Faremos uma breve análise das causas da emigração para a América do Sul no século passado. Por que tão grande contingente de pessoas abandonou sua pátria em busca de melhores condições de vida? Eis algumas das causas:

Explosão demográ-fica: o progresso nas ciências biológicas e a adoção de medidas de higiene reduziram o índice de mortalidade, continuando alta a taxa de natalidade. O aumento demográfico daí decorrente causou desequilíbrio no mercado de trabalho, marginalizando indivíduos e criando grupos de pressão que buscaram solução fora da pátria.

Serviço militar: os latifundiários, de antiga aristocracia, recrutavam para sua defesa os jovens para o serviço militar, que se prolongava anos, provocando descontentamento.

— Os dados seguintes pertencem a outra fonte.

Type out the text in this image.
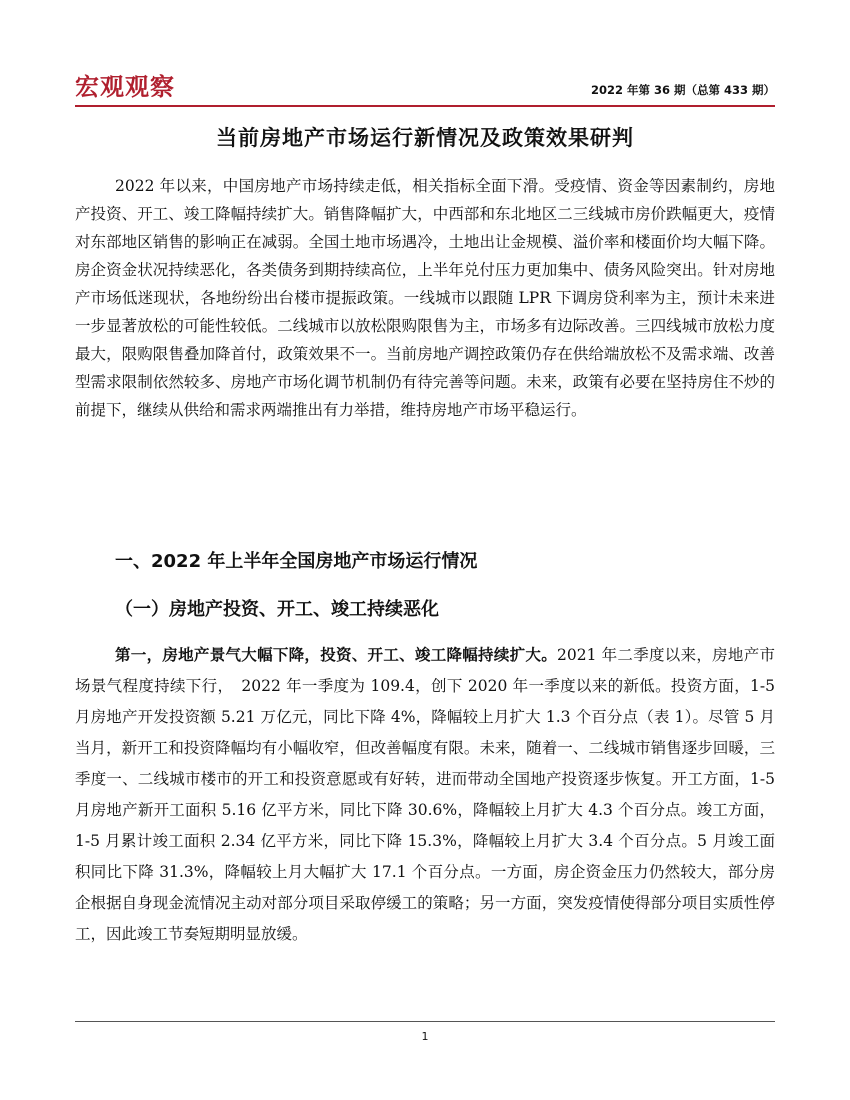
宏观观察	2022 年第 36 期（总第 433 期）
当前房地产市场运行新情况及政策效果研判

2022 年以来，中国房地产市场持续走低，相关指标全面下滑。受疫情、资金等因素制约，房地产投资、开工、竣工降幅持续扩大。销售降幅扩大，中西部和东北地区二三线城市房价跌幅更大，疫情对东部地区销售的影响正在减弱。全国土地市场遇冷，土地出让金规模、溢价率和楼面价均大幅下降。房企资金状况持续恶化，各类债务到期持续高位，上半年兑付压力更加集中、债务风险突出。针对房地产市场低迷现状，各地纷纷出台楼市提振政策。一线城市以跟随 LPR 下调房贷利率为主，预计未来进一步显著放松的可能性较低。二线城市以放松限购限售为主，市场多有边际改善。三四线城市放松力度最大，限购限售叠加降首付，政策效果不一。当前房地产调控政策仍存在供给端放松不及需求端、改善型需求限制依然较多、房地产市场化调节机制仍有待完善等问题。未来，政策有必要在坚持房住不炒的前提下，继续从供给和需求两端推出有力举措，维持房地产市场平稳运行。

一、2022 年上半年全国房地产市场运行情况
（一）房地产投资、开工、竣工持续恶化

第一，房地产景气大幅下降，投资、开工、竣工降幅持续扩大。2021 年二季度以来，房地产市场景气程度持续下行，　2022 年一季度为 109.4，创下 2020 年一季度以来的新低。投资方面，1-5 月房地产开发投资额 5.21 万亿元，同比下降 4%，降幅较上月扩大 1.3 个百分点（表 1）。尽管 5 月当月，新开工和投资降幅均有小幅收窄，但改善幅度有限。未来，随着一、二线城市销售逐步回暖，三季度一、二线城市楼市的开工和投资意愿或有好转，进而带动全国地产投资逐步恢复。开工方面，1-5 月房地产新开工面积 5.16 亿平方米，同比下降 30.6%，降幅较上月扩大 4.3 个百分点。竣工方面，1-5 月累计竣工面积 2.34 亿平方米，同比下降 15.3%，降幅较上月扩大 3.4 个百分点。5 月竣工面积同比下降 31.3%，降幅较上月大幅扩大 17.1 个百分点。一方面，房企资金压力仍然较大，部分房企根据自身现金流情况主动对部分项目采取停缓工的策略；另一方面，突发疫情使得部分项目实质性停工，因此竣工节奏短期明显放缓。

1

Devastação das terras e impostos elevados: decorrência das muitas guerras que destruíam as plantações e elevaram o custo de vida a um grau insustentável para os camponeses e trabalhadores em geral. Terras demasiado fracionadas que não permitiam o sustento da família.

Más colheitas: por pragas de insetos, terras exauridas, ausência de tecnologia, desmatamentos. Desequilíbrio climático, provocando secas e enxurradas, ocasionou fome entre a população humilde.

Desejo de possuir terra própria: sonho inatingível na sociedade elitizada da Europa em industrialização.

Modelo subjacente: os bens ficavam para o filho mais velho, deixando os demais sem meios de sobrevivência.

Implantação da indústria: liberando mão-de-obra. Produzindo mais em menor tempo, a máquina deixou no desemprego milhares de artesãos.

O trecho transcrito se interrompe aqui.